Dentro de su ciclo de las catástrofes, esta es la novela más extraña de Ballard, por cuanto el fenómeno que provoca la devastación no solo tiene un origen desconocido, sino que además es tan poco intuitivo que asumirlo se hace difícil. En general las historias de Ballard son extrañas, surgen como producto de unas circunstancias extremas y se podría decir muy bien que forzadas, sin embargo, siempre hay un atisbo de racionalidad detrás de la irracionalidad en la que suelen culminar los acontecimientos que relata. Sin embargo, EL HURACÁN CÓSMICO describe las consecuencias de un fenómeno sin sentido ni explicación. En realidad no tiene mayor importancia, como siempre, lo que le interesa a Ballard es la reacción humana ante lo inesperado, pero no deja de ser curioso que en esta ocasión fuera más allá e imaginara una catástrofe muy poco convincente.

La cosa va de un vendaval de proporciones cataclísmicas que arrasa, literalmente, la faz de la Tierra. Excepto alguna tímida teoría, nadie sabe ni imagina cual es su origen, por qué se ha desatado ni cuánto durara, simplemente que su potencia se incrementa día a día hasta adquirir su dimensión apocalíptica, empezando como una suave brisa que se incrementaba a razón de unos ocho kilómetros por hora diarios hasta alcanzar unos delirantes novecientos kilómetros por hora, momento en el que igual que llegó, se detiene casi súbitamente.

Además de unas cuantas pinceladas sobre el posible origen y las consecuencias catastróficas del viento, a Ballard le interesa sobre todo como reaccionan sus personajes ante la brutalidad que la naturaleza les ha echado encima.
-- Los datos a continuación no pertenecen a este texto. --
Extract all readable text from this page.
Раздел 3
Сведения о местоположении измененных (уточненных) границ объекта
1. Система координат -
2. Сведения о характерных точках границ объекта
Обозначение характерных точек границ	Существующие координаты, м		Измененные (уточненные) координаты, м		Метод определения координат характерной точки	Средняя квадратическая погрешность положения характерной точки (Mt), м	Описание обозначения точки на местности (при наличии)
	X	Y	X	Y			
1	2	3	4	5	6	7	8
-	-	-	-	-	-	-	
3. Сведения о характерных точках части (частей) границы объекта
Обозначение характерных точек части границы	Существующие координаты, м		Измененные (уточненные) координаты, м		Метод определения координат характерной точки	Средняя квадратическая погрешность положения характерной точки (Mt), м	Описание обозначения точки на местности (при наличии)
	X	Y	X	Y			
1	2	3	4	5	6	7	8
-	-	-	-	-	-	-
Para algunos, el viento les muestra como su vida se ha desmoronado incluso antes de que las ciudades hayan empezado a ceder arrasadas por el viento, a otros les toca superar obstáculos en apariencia insalvables, pero que finalmente son vencidos con una determinación digna de elogio, otros se ven traicionados cuando ya no queda nada en pie, y todo en lo que creen salta en pedazos impulsado por el caos que desencadena el viento.

Pese a lo descabellado del planteamiento, Ballard consigue, no obstante, una descripción realista y desesperada del fenómeno. El pánico de la gente, la incredulidad ante el viento arrasador, la búsqueda de refugios que se hacen cada vez más precarios según aumenta la fuerza del aire, están descritos con la minuciosidad marca de la casa. La lógica de los acontecimientos también sigue su curso, son los militares, al cabo los únicos que cuentan con equipamiento capaz de resistir el huracán, los que acaban tomando el control de lo poco que sobrevive a la catástrofe, mientras que los escasos civiles que sobreviven al viento van quedando en un segundo plano, a modo de comparsas necesarios.
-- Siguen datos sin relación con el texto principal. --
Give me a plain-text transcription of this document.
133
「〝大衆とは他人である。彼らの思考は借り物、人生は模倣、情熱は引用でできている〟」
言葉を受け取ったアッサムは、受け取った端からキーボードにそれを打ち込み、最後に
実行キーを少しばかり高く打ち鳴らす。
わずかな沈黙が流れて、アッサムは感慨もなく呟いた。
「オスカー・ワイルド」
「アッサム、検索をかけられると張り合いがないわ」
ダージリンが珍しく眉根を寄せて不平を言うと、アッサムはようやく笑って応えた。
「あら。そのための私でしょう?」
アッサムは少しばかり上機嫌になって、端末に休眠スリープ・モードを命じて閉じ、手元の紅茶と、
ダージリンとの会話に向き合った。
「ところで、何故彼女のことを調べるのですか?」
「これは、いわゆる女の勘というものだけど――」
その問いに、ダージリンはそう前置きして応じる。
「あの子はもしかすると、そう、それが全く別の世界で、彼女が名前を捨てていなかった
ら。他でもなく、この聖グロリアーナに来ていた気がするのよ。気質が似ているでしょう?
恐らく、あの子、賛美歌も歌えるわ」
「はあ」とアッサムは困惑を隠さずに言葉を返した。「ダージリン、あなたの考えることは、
Ballard no debía estar demasiado familiarizado con los tornados, o los propios huracanes y tifones tropicales, como mucho por referencias no demasiado detalladas. La velocidad del viento en éstos pueden llegar a alcanzar, en casos extremos, más de 400 kilómetros por hora, lo normal es que no sobrepasen los 200, y aunque la fuerza del aire a esas velocidades es ya de por si lo bastante destructiva, se presenta un peligro adicional, para nada desdeñable, en forma de los escombros arrastrados por el aire. En la novela se cuenta como el viento va desmotando poco a poco la civilización según aumenta su fuerza, pero apenas se hace referencia a todas esas partículas, grandes y pequeñas, que arrastradas a esas velocidades se convierten en proyectiles letales. También sorprende como los protagonistas, incluso cuando el huracán alcanza su máxima potencia, pueden mantenerse, por muy precariamente que sea, ante el vendaval.
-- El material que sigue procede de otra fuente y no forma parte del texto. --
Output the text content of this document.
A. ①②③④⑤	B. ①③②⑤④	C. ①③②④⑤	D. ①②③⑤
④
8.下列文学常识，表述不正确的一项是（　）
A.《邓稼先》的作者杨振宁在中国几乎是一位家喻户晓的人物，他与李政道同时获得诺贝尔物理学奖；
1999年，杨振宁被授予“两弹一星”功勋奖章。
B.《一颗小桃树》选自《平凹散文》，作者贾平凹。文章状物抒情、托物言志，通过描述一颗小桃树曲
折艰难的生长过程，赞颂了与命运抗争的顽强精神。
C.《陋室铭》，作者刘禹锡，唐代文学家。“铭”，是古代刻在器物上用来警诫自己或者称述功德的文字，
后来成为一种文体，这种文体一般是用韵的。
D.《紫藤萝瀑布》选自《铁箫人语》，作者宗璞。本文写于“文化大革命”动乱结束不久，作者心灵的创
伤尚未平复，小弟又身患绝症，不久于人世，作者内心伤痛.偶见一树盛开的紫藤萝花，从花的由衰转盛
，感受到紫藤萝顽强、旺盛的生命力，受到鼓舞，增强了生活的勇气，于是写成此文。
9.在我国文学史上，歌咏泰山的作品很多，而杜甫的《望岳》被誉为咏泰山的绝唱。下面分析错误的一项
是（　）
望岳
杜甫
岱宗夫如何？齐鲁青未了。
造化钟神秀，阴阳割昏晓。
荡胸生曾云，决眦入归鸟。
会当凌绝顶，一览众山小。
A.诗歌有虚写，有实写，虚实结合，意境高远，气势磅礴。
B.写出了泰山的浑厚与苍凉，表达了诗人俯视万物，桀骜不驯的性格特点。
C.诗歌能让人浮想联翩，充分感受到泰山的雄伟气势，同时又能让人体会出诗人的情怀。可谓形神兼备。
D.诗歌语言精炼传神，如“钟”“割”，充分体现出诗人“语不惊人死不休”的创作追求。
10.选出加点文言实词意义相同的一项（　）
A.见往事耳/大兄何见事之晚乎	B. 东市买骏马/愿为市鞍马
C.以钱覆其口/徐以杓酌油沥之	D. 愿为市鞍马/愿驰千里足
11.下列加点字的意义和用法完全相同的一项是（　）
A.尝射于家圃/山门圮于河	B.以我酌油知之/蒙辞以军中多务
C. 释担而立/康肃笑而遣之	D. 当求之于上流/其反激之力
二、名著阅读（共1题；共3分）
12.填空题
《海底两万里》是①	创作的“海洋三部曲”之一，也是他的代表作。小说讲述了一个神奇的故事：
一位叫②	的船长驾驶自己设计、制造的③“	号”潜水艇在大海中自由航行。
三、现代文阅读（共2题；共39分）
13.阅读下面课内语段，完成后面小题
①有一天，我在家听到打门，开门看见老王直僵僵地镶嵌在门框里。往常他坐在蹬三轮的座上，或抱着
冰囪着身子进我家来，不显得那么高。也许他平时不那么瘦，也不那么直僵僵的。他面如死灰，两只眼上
En cualquier caso no dejan de ser detalles secundarios por cuanto lo que realmente le interesaba a Ballard era poner a sus personajes ante un fenómeno tan desaforado como incomprensible, como la naturaleza desencadenada arrasa con cualquier cosa que se le ponga por medio, y que los esfuerzos desesperados del hombre apenas pueden nada contra la furia imparable de los fenómenos naturales.